Transition énergétique : « Soit on ferme les frontières, soit on est interconnectés et il faut accepter la loi de l’offre et de la demande » (J. Percebois)

INTERVIEW – La transition énergétique est l’une des thématiques les plus scrutées dans les programmes des candidats à la présidentielle. A trois jours du 2e tour, Jacques Percebois, professeur émérite de l'Université de Montpellier (master en Économie et droit de l'énergie), qui enseigne aujourd’hui encore à l'École des Mines de Paris et à l'IFP-Énergies Nouvelles (IFPEN), commente les différentes orientations et options proposées par Emmanuel Macron et Marine Le Pen.
Cécile Chaigneau
Jacques Percebois est professeur émérite de l'Université de Montpellier (master en Économie et droit de l'énergie) et enseigne aujourd’hui encore à l'École des Mines de Paris et à l'IFP-Énergies Nouvelles (IFPEN).

LA TRIBUNE - Dans leurs ambitions pour la transition énergétique, Emmanuel Macron et Marine Le Pen mettent tous les deux l'accent sur l'atome civil. Que pensez-vous de leurs approches respectives ?

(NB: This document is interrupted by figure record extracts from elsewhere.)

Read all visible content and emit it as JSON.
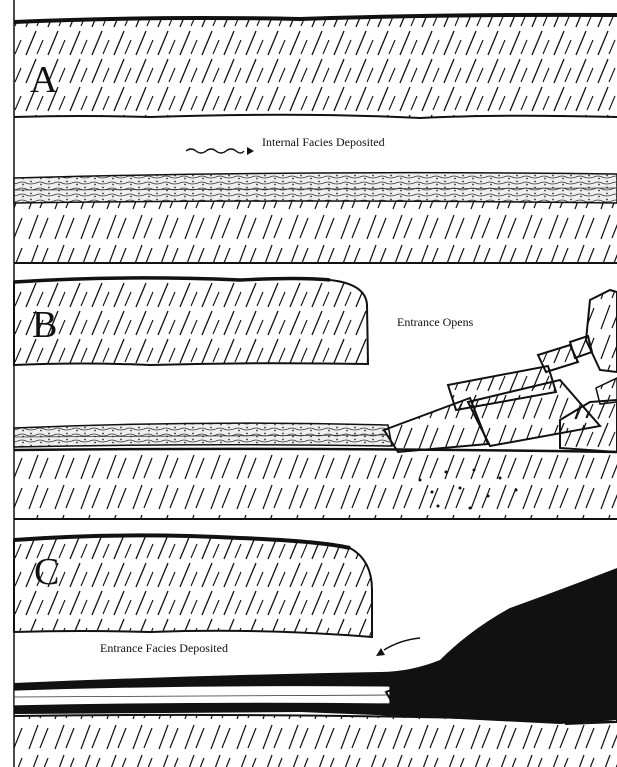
{
  "panels": [
    {
      "letter": "A",
      "caption": "Internal Facies Deposited"
    },
    {
      "letter": "B",
      "caption": "Entrance Opens"
    },
    {
      "letter": "C",
      "caption": "Entrance Facies Deposited"
    }
  ],
  "colors": {
    "ink": "#111111",
    "paper": "#ffffff",
    "sediment": "#e9e9e9"
  },
  "icons": [
    "wavy-arrow-right-icon",
    "curved-arrow-left-icon"
  ]
}
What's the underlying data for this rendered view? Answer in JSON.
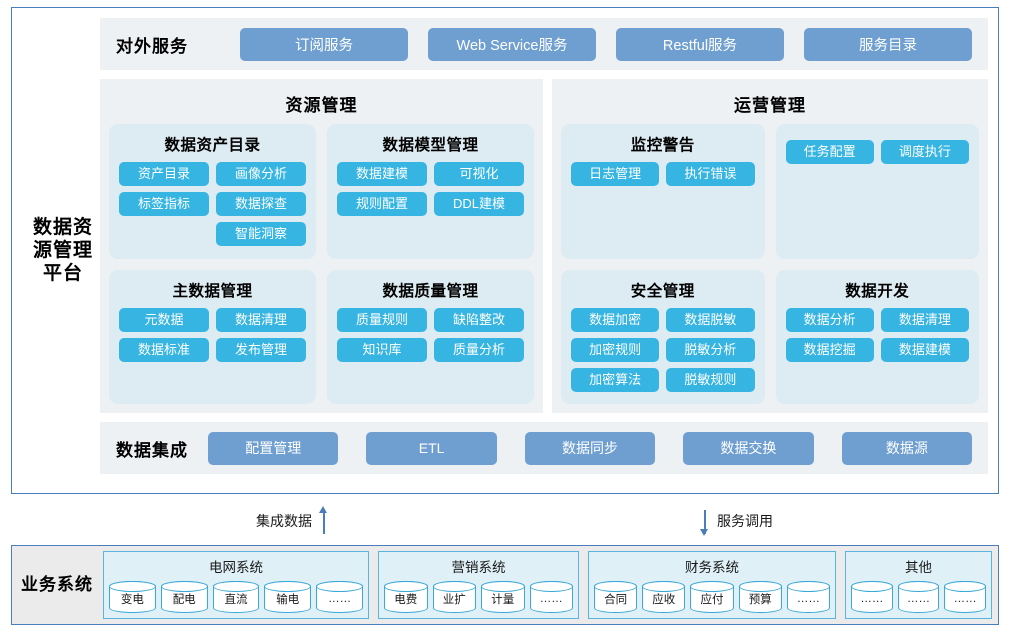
{
  "platform": {
    "side_label": "数据资源管理平台",
    "external_services": {
      "title": "对外服务",
      "buttons": [
        "订阅服务",
        "Web Service服务",
        "Restful服务",
        "服务目录"
      ]
    },
    "resource_management": {
      "title": "资源管理",
      "cards": [
        {
          "title": "数据资产目录",
          "tags": [
            "资产目录",
            "画像分析",
            "标签指标",
            "数据探查",
            "",
            "智能洞察"
          ]
        },
        {
          "title": "数据模型管理",
          "tags": [
            "数据建模",
            "可视化",
            "规则配置",
            "DDL建模"
          ]
        },
        {
          "title": "主数据管理",
          "tags": [
            "元数据",
            "数据清理",
            "数据标准",
            "发布管理"
          ]
        },
        {
          "title": "数据质量管理",
          "tags": [
            "质量规则",
            "缺陷整改",
            "知识库",
            "质量分析"
          ]
        }
      ]
    },
    "operation_management": {
      "title": "运营管理",
      "cards": [
        {
          "title": "监控警告",
          "tags": [
            "日志管理",
            "执行错误"
          ]
        },
        {
          "title": "",
          "tags": [
            "任务配置",
            "调度执行"
          ]
        },
        {
          "title": "安全管理",
          "tags": [
            "数据加密",
            "数据脱敏",
            "加密规则",
            "脱敏分析",
            "加密算法",
            "脱敏规则"
          ]
        },
        {
          "title": "数据开发",
          "tags": [
            "数据分析",
            "数据清理",
            "数据挖掘",
            "数据建模"
          ]
        }
      ]
    },
    "data_integration": {
      "title": "数据集成",
      "buttons": [
        "配置管理",
        "ETL",
        "数据同步",
        "数据交换",
        "数据源"
      ]
    }
  },
  "connectors": {
    "left": {
      "label": "集成数据",
      "direction": "up"
    },
    "right": {
      "label": "服务调用",
      "direction": "down"
    }
  },
  "business_systems": {
    "label": "业务系统",
    "groups": [
      {
        "title": "电网系统",
        "items": [
          "变电",
          "配电",
          "直流",
          "输电",
          "……"
        ]
      },
      {
        "title": "营销系统",
        "items": [
          "电费",
          "业扩",
          "计量",
          "……"
        ]
      },
      {
        "title": "财务系统",
        "items": [
          "合同",
          "应收",
          "应付",
          "预算",
          "……"
        ]
      },
      {
        "title": "其他",
        "items": [
          "……",
          "……",
          "……"
        ]
      }
    ]
  },
  "colors": {
    "frame_border": "#4a7ebb",
    "band_bg": "#eef1f4",
    "service_button": "#6f9fd0",
    "tag": "#36b4e2",
    "card_bg": "#ddebf2",
    "column_bg": "#edf1f4",
    "biz_bg": "#ebebeb",
    "biz_group_border": "#5ab4dd"
  }
}
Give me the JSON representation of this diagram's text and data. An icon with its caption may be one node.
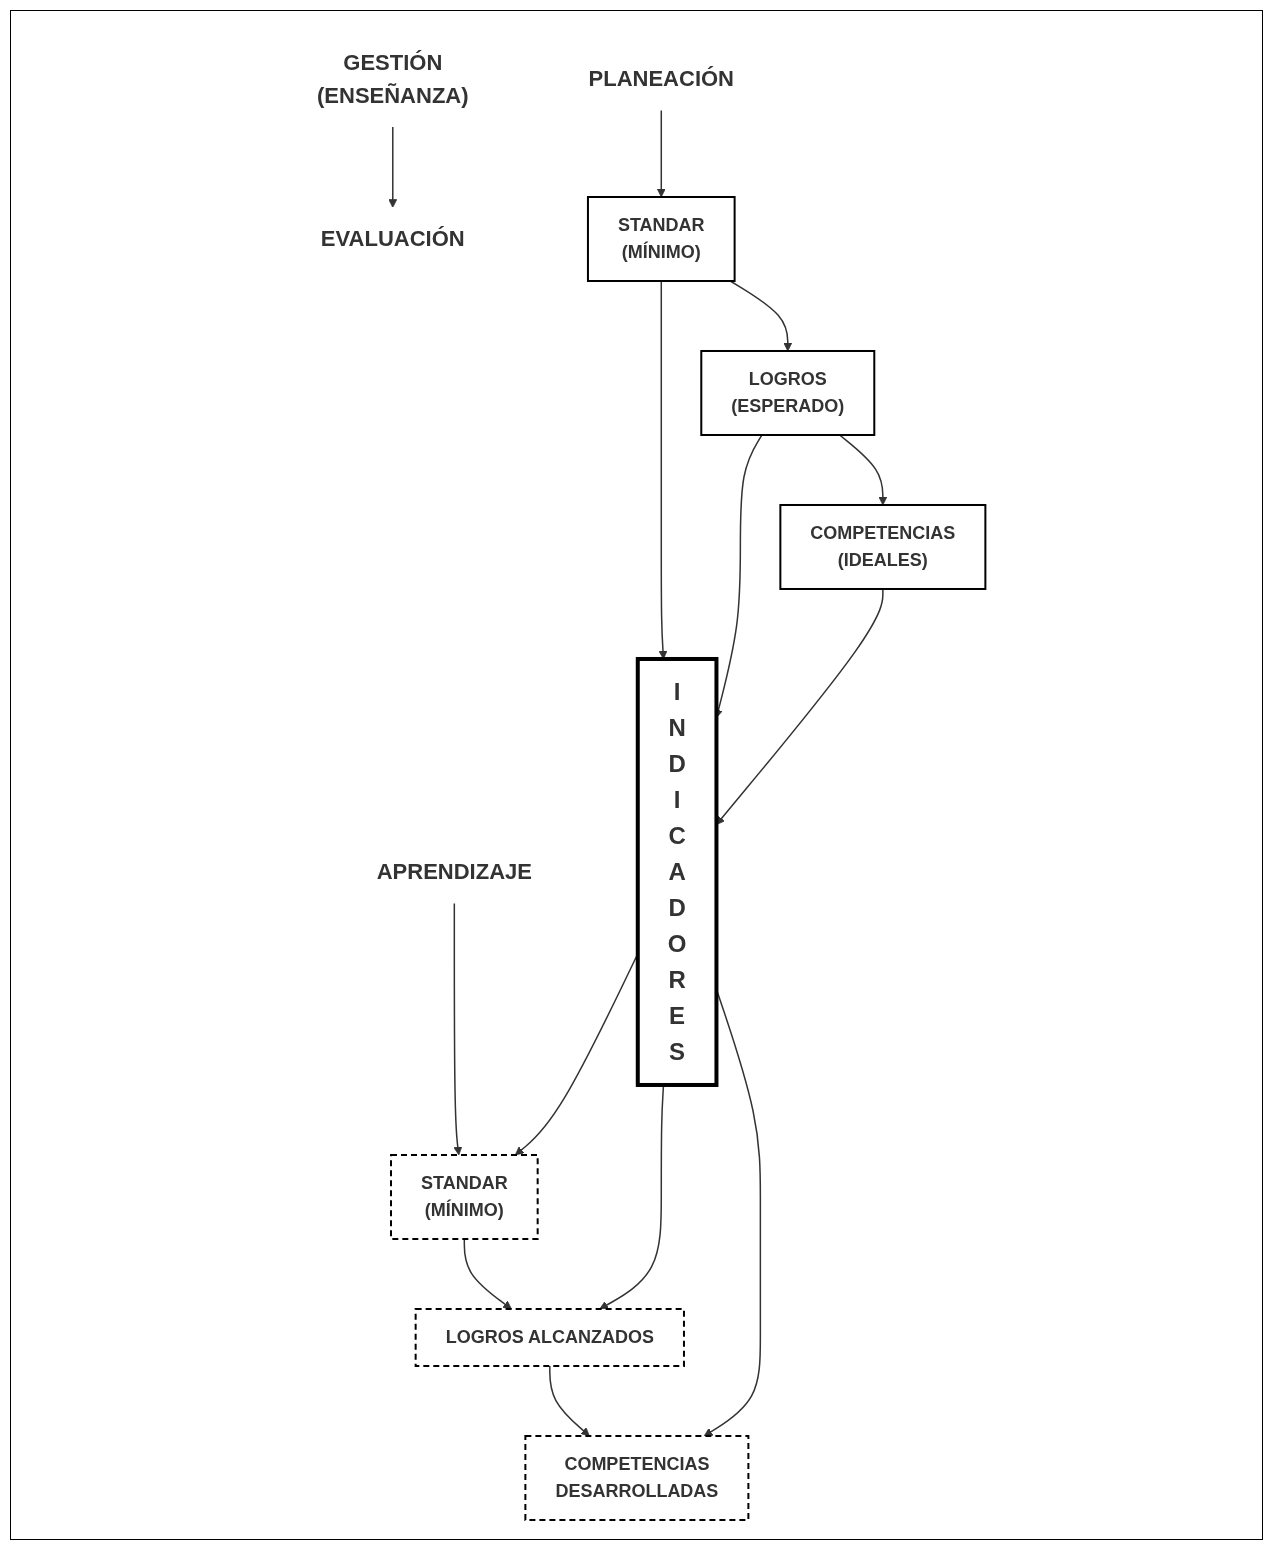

Jacques PERCEBOIS, professeur émérite de l'Université de Montpellier - Leurs programmes comptent des points d'accord et des points de fortes divergences. Et en effet, ils sont d'accord sur une relance du nucléaire, même s'ils ne sont pas en phase sur la vitesse de relance... Emmanuel Macron, qui avait voté une réduction du poids du nucléaire et qui a confirmé la fermeture de la centrale de Fessenheim, est revenu, depuis son discours de Belfort, à une relance du nucléaire relativement modérée (il propose de construire six nouveaux EPR dans un premier temps, puis de huit autres optionnels dans un horizon plus lointain, NDLR). Quant à Marine Le Pen, elle est pour une relance forte (elle propose de construire 20 nouveaux EPR d'ici quinze ans, NDLR) : c'est très ambitieux ! Il faudrait qu'on ait beaucoup d'aide. Probablement ne voit-elle pas les contraintes administratives, les contraintes de sûreté - ces dernières sont plus fortes aujourd'hui qu'il y a 50 ans donc c'est plus compliqué de construire des centrales - et les capacités de l'industrie française. Car la question est de savoir si la France serait capable de construire beaucoup de centrales nucléaires assez rapidement. On se souvient qu'elle en a construit 58 en vingt ans au moment des chocs pétroliers donc pourquoi pas. Mais on a beaucoup perdu de compétences, notamment chez les sous-traitants, et il faut relancer la filière. Et l'industrie française aurait peut-être du mal à suivre. Mais avec de la volonté politique, on peut le faire. On peut concevoir que la France puisse reconstruire des centrales avec des compagnies étrangères, évidemment pas avec la Russie mais par exemple avec la Chine ou l'Inde... Je suis pro-nucléaire et je pense qu'on peut accélérer un peu. Il me semble que la bonne vitesse de développement se situe à mi-chemin entre les deux candidats.

Pour poursuivre sur le nucléaire, Marine Le Pen voudrait rouvrir Fessenheim, Emmanuel Macron accélérer sur les petits réacteurs nucléaires modulaires (SMR)...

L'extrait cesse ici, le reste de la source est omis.